Physicists report that they were able to achieve quantum teleportation with silicon photon chips. The chip-to-chip quantum teleportation is expected to bring new prospects and make it possible to create other technological breakthroughs.
Yet, a number of theoretical and technical barriers stand in the way of building full-fledged quantum computers. Quantum computers are seen a key to solving today’s too complex problems which can not be handled by existing most powerful supercomputers. Moreover a quantum internet could protect the information from malicious attacks in a better way. But all these advancements rely on “quantum information” which is typically encoded in a single quantum particle that is extremely difficult to control and measure.
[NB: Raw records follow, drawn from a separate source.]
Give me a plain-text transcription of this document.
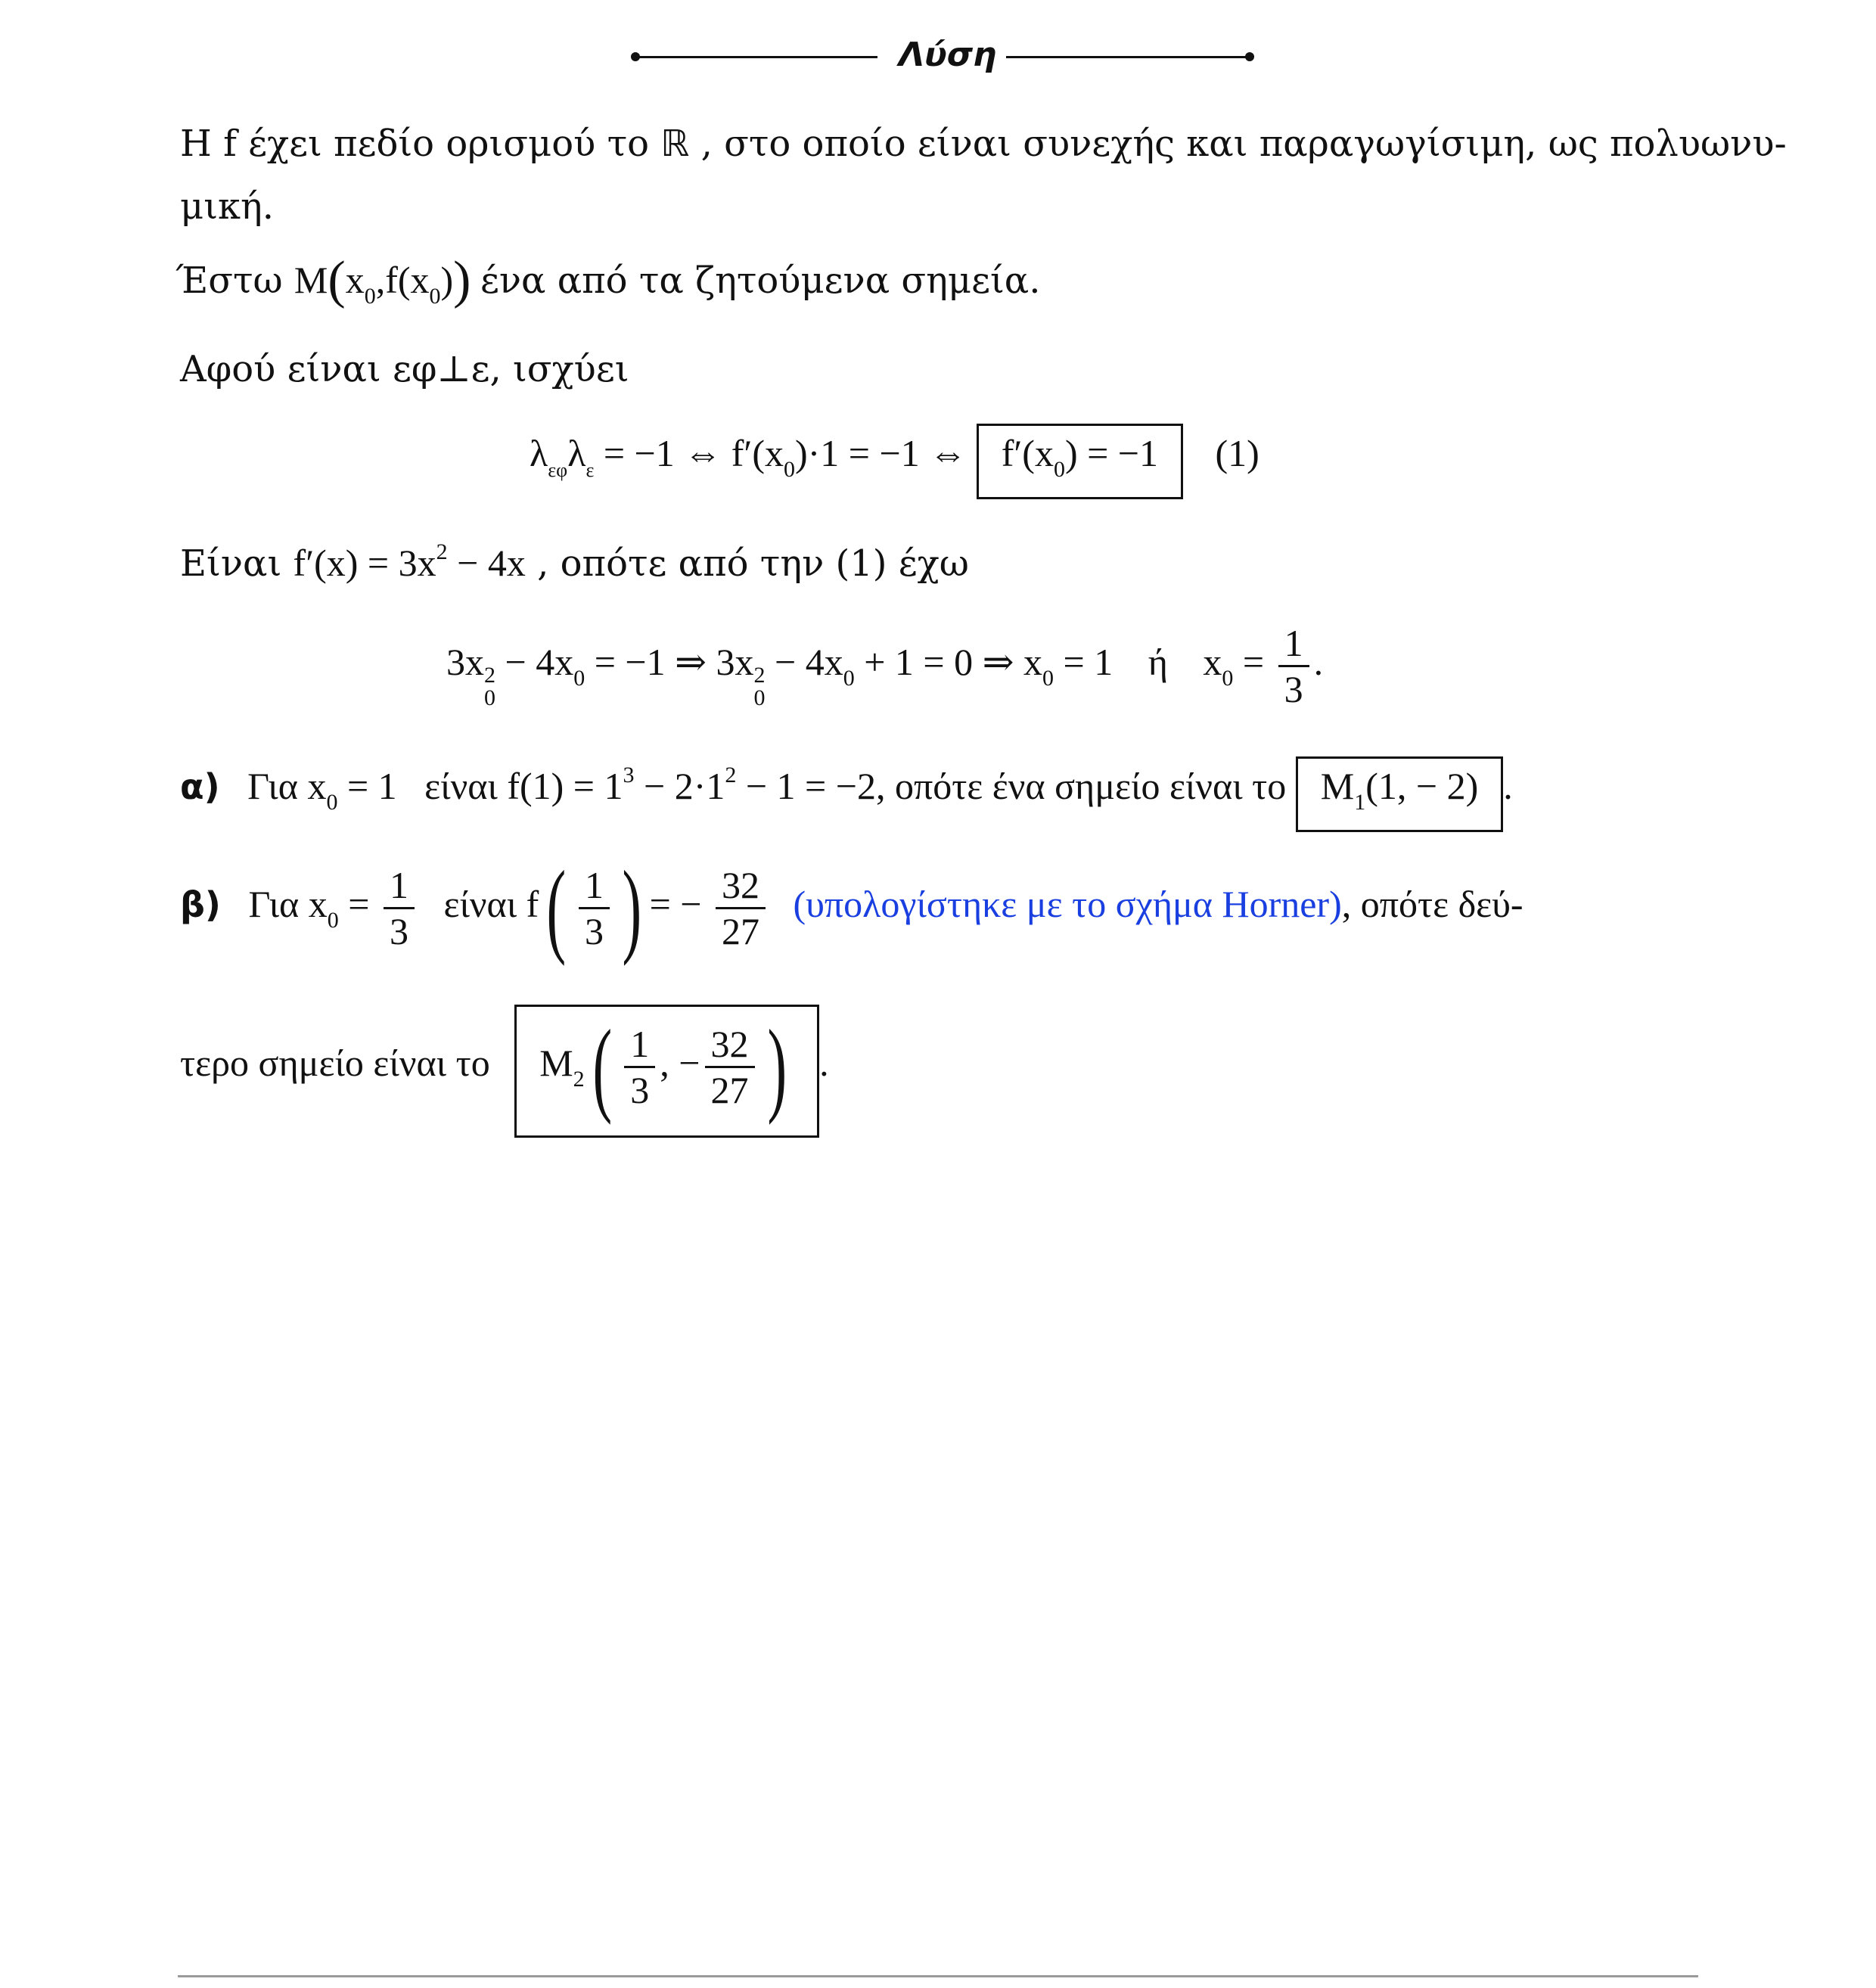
Λύση
Η f έχει πεδίο ορισμού το ℝ , στο οποίο είναι συνεχής και παραγωγίσιμη, ως πολυωνυ-
μική.
Έστω $M(x_0,f(x_0))$ ένα από τα ζητούμενα σημεία.
Αφού είναι εφ⊥ε, ισχύει
$\lambda_{\varepsilon\varphi}\lambda_\varepsilon = -1$ ⇔ $f'(x_0)\cdot 1 = -1$ ⇔ $f'(x_0) = -1$ (1)
Είναι $f'(x) = 3x^2 - 4x$ , οπότε από την (1) έχω
3x 2
0
− $4x_0 = -1$ ⇒ 3x 2
0
− $4x_0 + 1 = 0$ ⇒ $x_0 = 1$ ή $x_0 = \frac{1}{3}$ .
α) Για $x_0 = 1$ είναι $f(1) = 1^3 - 2\cdot 1^2 - 1 = -2$, οπότε ένα σημείο είναι το $M_1(1$, − 2) .
β) Για $x_0 = \frac{1}{3}$ είναι $f( \frac{1}{3}$ ) = − $\frac{32}{27} (\upsilon\pi o\lambda o\gamma ί\sigma\tau\eta\kappa\varepsilon$ με το σχήμα Horner), οπότε δεύ-
τερο σημείο είναι το $M_2( \frac{1}{3}$ , − $\frac{32}{27}$ ) .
The experiment was conducted by scientists from the University of Bristol in collaboration with the Technical University of Denmark. They have developed devices based on silicon chips, capable of generating and manipulating individual particles of light in programmable nanoscale circuits. Taking advantage of the quantum entanglement phenomenon, it was possible to conduct quantum teleportation between two microcircuits by transferring the state of a quantum particle from one to the other.
An article about the experiment is published in the Nature Physics journal and co-author Dan Llewellyn said: “We were able to demonstrate a high-quality entanglement link across two chips in the lab, where photons on either chip share a single quantum state.”
“Each chip was then fully programmed to perform a range of demonstrations which utilize the entanglement.”
“The flagship demonstration was a two-chip teleportation experiment, whereby the individual quantum state of a particle is transmitted across the two chips after a quantum measurement is performed. This measurement utilizes the strange behavior of quantum physics, which simultaneously collapses the entanglement link and transfers the particle state to another particle already on the receiver chip.”
Physicists claim that they managed to achieve extremely high fidelity of information transfer at 91% and reported low losses, stability and excellent experimental control, which is extremely important for integrated quantum photonics.